You see, at the heart of corruption is unkindness. Depriving a person or group of a service one is in charge of amounts to unkindness. Depriving a person or a group access to a fund meant for their use or to be used on their behalf also amounts to unkindness. It kills. Misusing a public facility placed in one’s charge amounts to unkindness. Kindness is such a little word but packs such a massive conception that its absence spells calamity.

During the week, I received a post sent by someone whose car burst into flames while on the highway. He was so impressed by the prompt and kind responses of Nigerians who sprang to his aid and put out the fire before even asking to know what tribe, creed or race the car’s owner was. I joined him in appreciating this alacritous kindness but I noted that some of the people who helped to put out the fire would as readily cut his throat in any business transaction. There is a saying that even a murderer helps a child to cross the road.

The regular Nigerian (as against the occasional bad egg) is the smiling, chatty petrol attendant whom you ask to please give you two thousand Naira fuel but who gives you one thousand, five hundred Naira worth and pockets the difference. At the airport, he/she is the nice official who tears your bags irreverently to pinch valuables. He/she is the helpful civil service official who keeps you sitting in the office until you call him or her aside for ‘settlement’. He/she is on the road strutting in the nation’s uniforms collecting ‘tings’ when not throwing their weight around.

The Nigerian is the person who welcomes you wearing a ‘come-to-our-crusade’ badge at the seaport services sector wearing any kind of religious garb and lets you know point blank that you cannot clear your goods until you pay a certain sum outside official charges. The Nigerian is the one who has learnt to deviously twist the morals of his or her position to weasel out extrajudicial advantages and/or payments from the people in very unkind acts that cut deep. Yep, the corrupt Nigerian is the one feeding on the person next to him or her. Unfortunately, he/she lives in you and I and everyone else.

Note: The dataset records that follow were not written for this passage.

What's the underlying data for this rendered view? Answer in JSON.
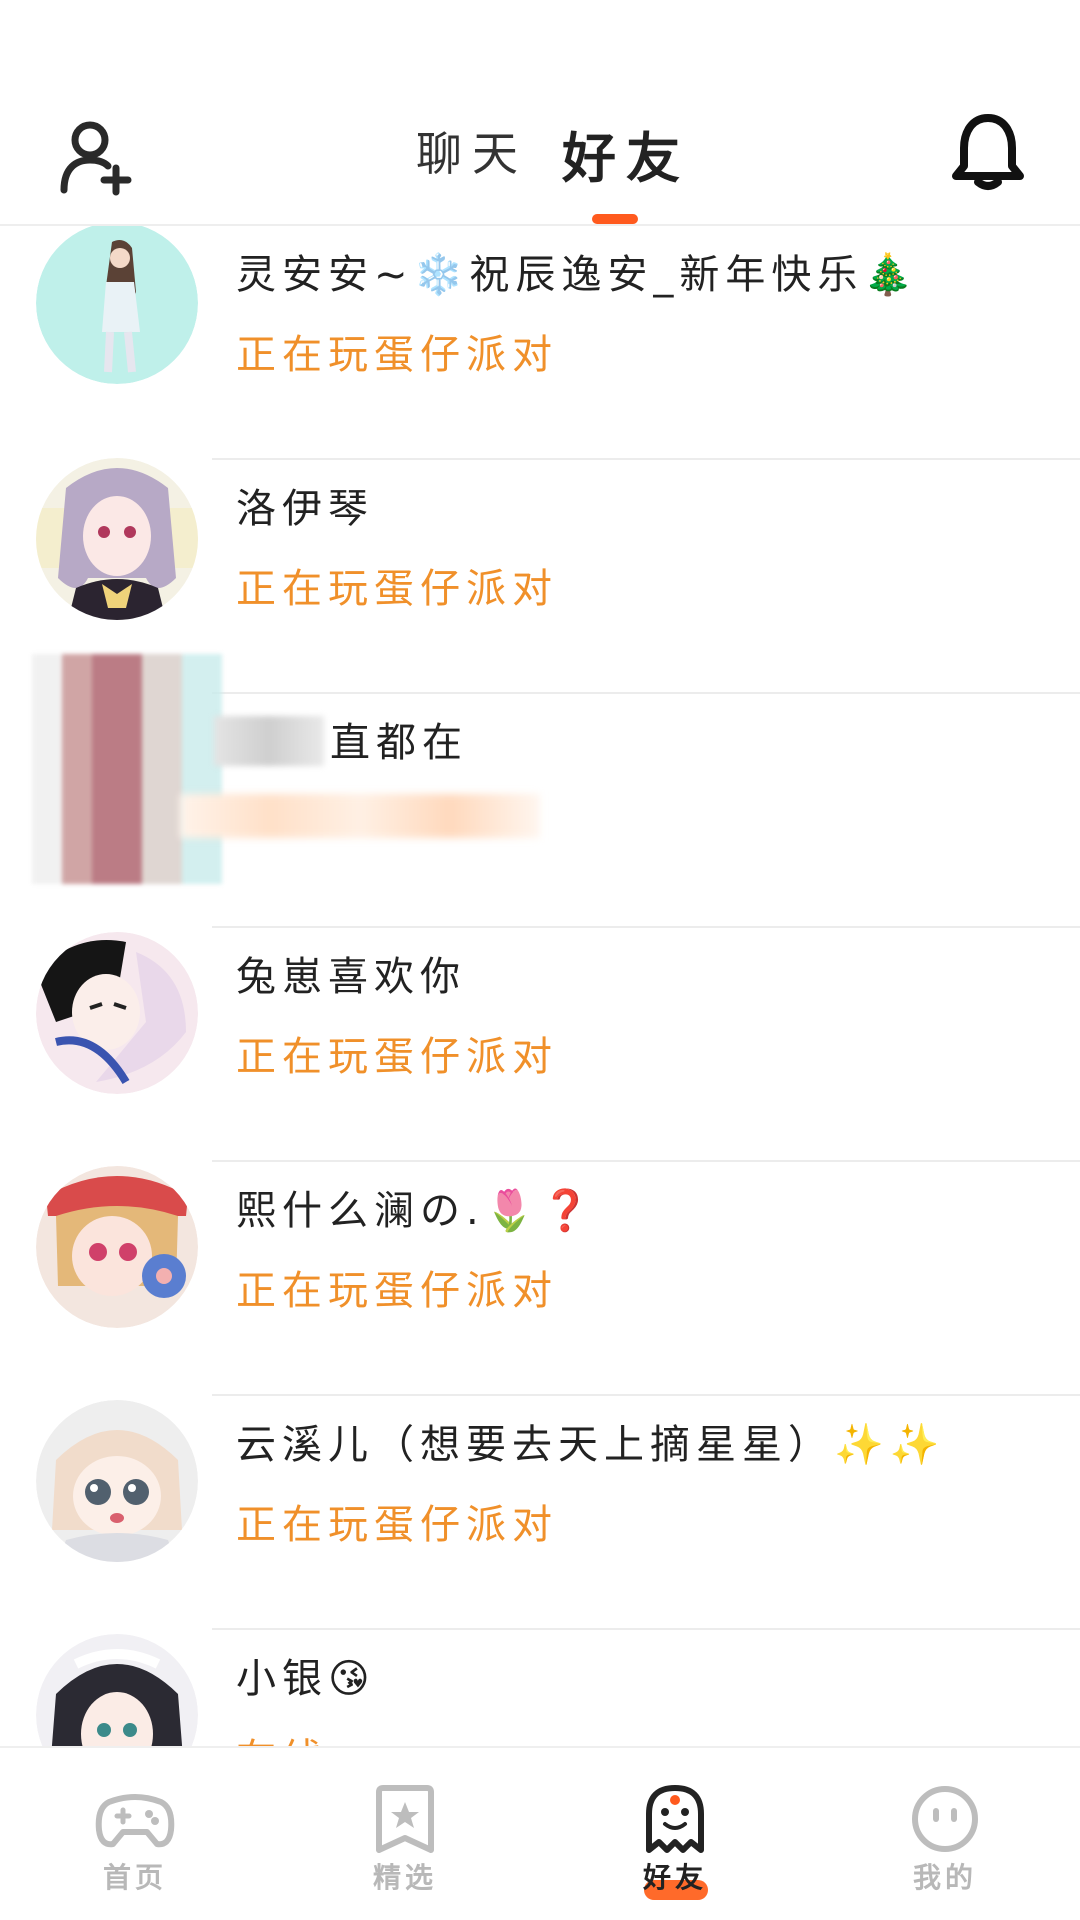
{
  "header": {
    "tabs": [
      {
        "label": "聊天",
        "active": false
      },
      {
        "label": "好友",
        "active": true
      }
    ],
    "left_icon": "add-friend-icon",
    "right_icon": "bell-icon"
  },
  "friends": [
    {
      "name": "灵安安~❄️祝辰逸安_新年快乐🎄",
      "status": "正在玩蛋仔派对"
    },
    {
      "name": "洛伊琴",
      "status": "正在玩蛋仔派对"
    },
    {
      "name": "直都在",
      "status": ""
    },
    {
      "name": "兔崽喜欢你",
      "status": "正在玩蛋仔派对"
    },
    {
      "name": "熙什么澜の.🌷❓",
      "status": "正在玩蛋仔派对"
    },
    {
      "name": "云溪儿（想要去天上摘星星）✨✨",
      "status": "正在玩蛋仔派对"
    },
    {
      "name": "小银😘",
      "status": "在线"
    }
  ],
  "bottom_nav": [
    {
      "label": "首页",
      "icon": "gamepad-icon",
      "active": false
    },
    {
      "label": "精选",
      "icon": "star-bookmark-icon",
      "active": false
    },
    {
      "label": "好友",
      "icon": "ghost-friends-icon",
      "active": true
    },
    {
      "label": "我的",
      "icon": "face-icon",
      "active": false
    }
  ],
  "colors": {
    "accent": "#ff5a1e",
    "status": "#f0902a"
  }
}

My theory on corruption is this. Whether we agree or not, it started in Nigeria from the leadership which sat atop the social pyramid from the beginning. It took a while for the people to learn the tricks of it. That was why the 1960/70s were calm. However, it percolated slowly, gradually and gently down this pyramid until it reached the bottom rung, infecting everyone, scattering our public morality and taking off in the 1980s. Now, we notice that everyone is imbibing it, even the babe-in-arms (you try and give a new-born money!). Today, very few salespersons know the meaning of honesty. Yep, the theory of gravity still rules, ok!

I believe our leaders did not know what they were starting when they embarked on planting the tree of corruption. They had this… this… inability to respect the people, which in turn, engendered the various acts of unkindness we got from them. Hence, they ruled with deception, used the people for ritual sacrifices, set the dogs of war on the people, and deprived them of their very lives and livelihood. When the results are now coming in the form of boko haram, Niger Delta militancy, herdsmen killers, funds mismanagement, social disconnect, lawlessness and disorder, chaos and confusion, an individual thinking the state belongs to him and his family, etc., we are all looking stupid.

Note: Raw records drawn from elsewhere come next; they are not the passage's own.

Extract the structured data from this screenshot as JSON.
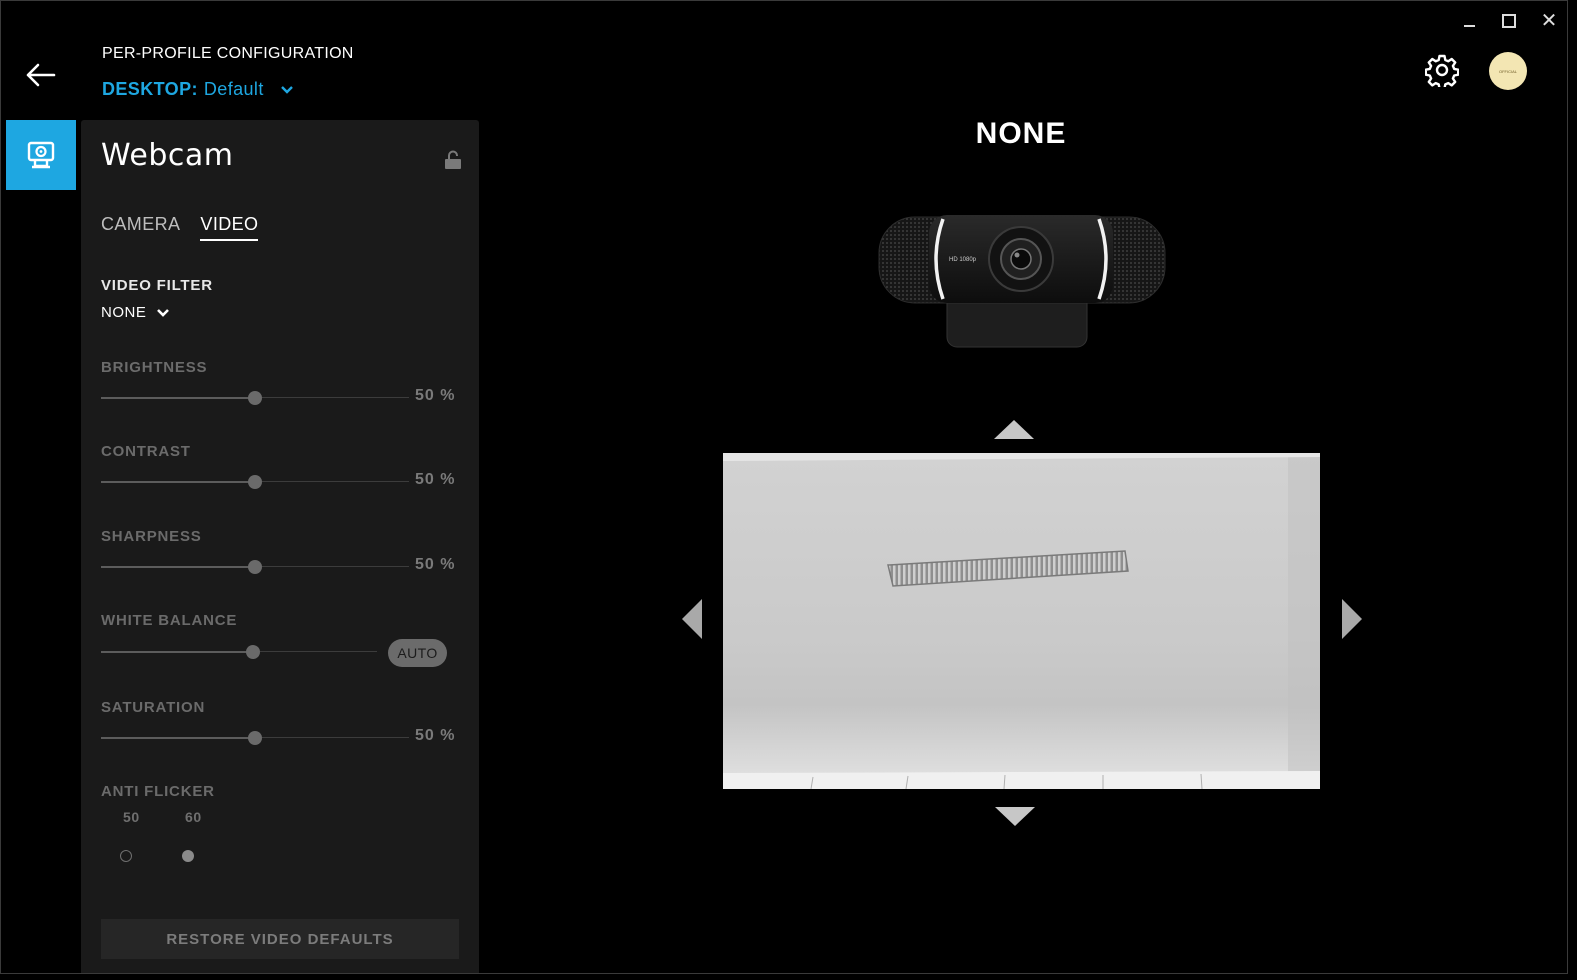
{
  "header": {
    "title": "PER-PROFILE CONFIGURATION",
    "profile_label": "DESKTOP:",
    "profile_value": "Default",
    "avatar_text": "OFFICIAL"
  },
  "panel": {
    "title": "Webcam",
    "tabs": [
      {
        "label": "CAMERA",
        "active": false
      },
      {
        "label": "VIDEO",
        "active": true
      }
    ],
    "video_filter": {
      "label": "VIDEO FILTER",
      "value": "NONE"
    },
    "sliders": {
      "brightness": {
        "label": "BRIGHTNESS",
        "value": 50,
        "display": "50 %"
      },
      "contrast": {
        "label": "CONTRAST",
        "value": 50,
        "display": "50 %"
      },
      "sharpness": {
        "label": "SHARPNESS",
        "value": 50,
        "display": "50 %"
      },
      "white_balance": {
        "label": "WHITE BALANCE",
        "value": 55,
        "auto_label": "AUTO"
      },
      "saturation": {
        "label": "SATURATION",
        "value": 50,
        "display": "50 %"
      }
    },
    "anti_flicker": {
      "label": "ANTI FLICKER",
      "options": [
        {
          "label": "50",
          "selected": false
        },
        {
          "label": "60",
          "selected": true
        }
      ]
    },
    "restore_label": "RESTORE VIDEO DEFAULTS"
  },
  "preview": {
    "filter_name": "NONE",
    "camera_badge": "HD 1080p"
  },
  "colors": {
    "accent": "#1ea7e1",
    "panel_bg": "#1a1a1a",
    "window_bg": "#000000"
  },
  "icons": [
    "back-arrow-icon",
    "chevron-down-icon",
    "gear-icon",
    "webcam-icon",
    "unlock-icon",
    "arrow-up-icon",
    "arrow-down-icon",
    "arrow-left-icon",
    "arrow-right-icon"
  ]
}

Kindness is borne on the wings of respect which again must percolate from the top to the bottom in this social pyramidal structure, what with gravity and all. Things will change when the leaders learn to respect the people and GIVE THEM good roads to drive on, electricity to do business with, factories to work in, good health systems, good social contract, accountability, probity, responsive and open governance, etc. Then, the people will learn to respect themselves and each other, and begin to show each other this little thing called kindness. Lack of kindness is at the heart of corruption; it stands to reason then that kindness to others is the fuel for the anti-corruption drive.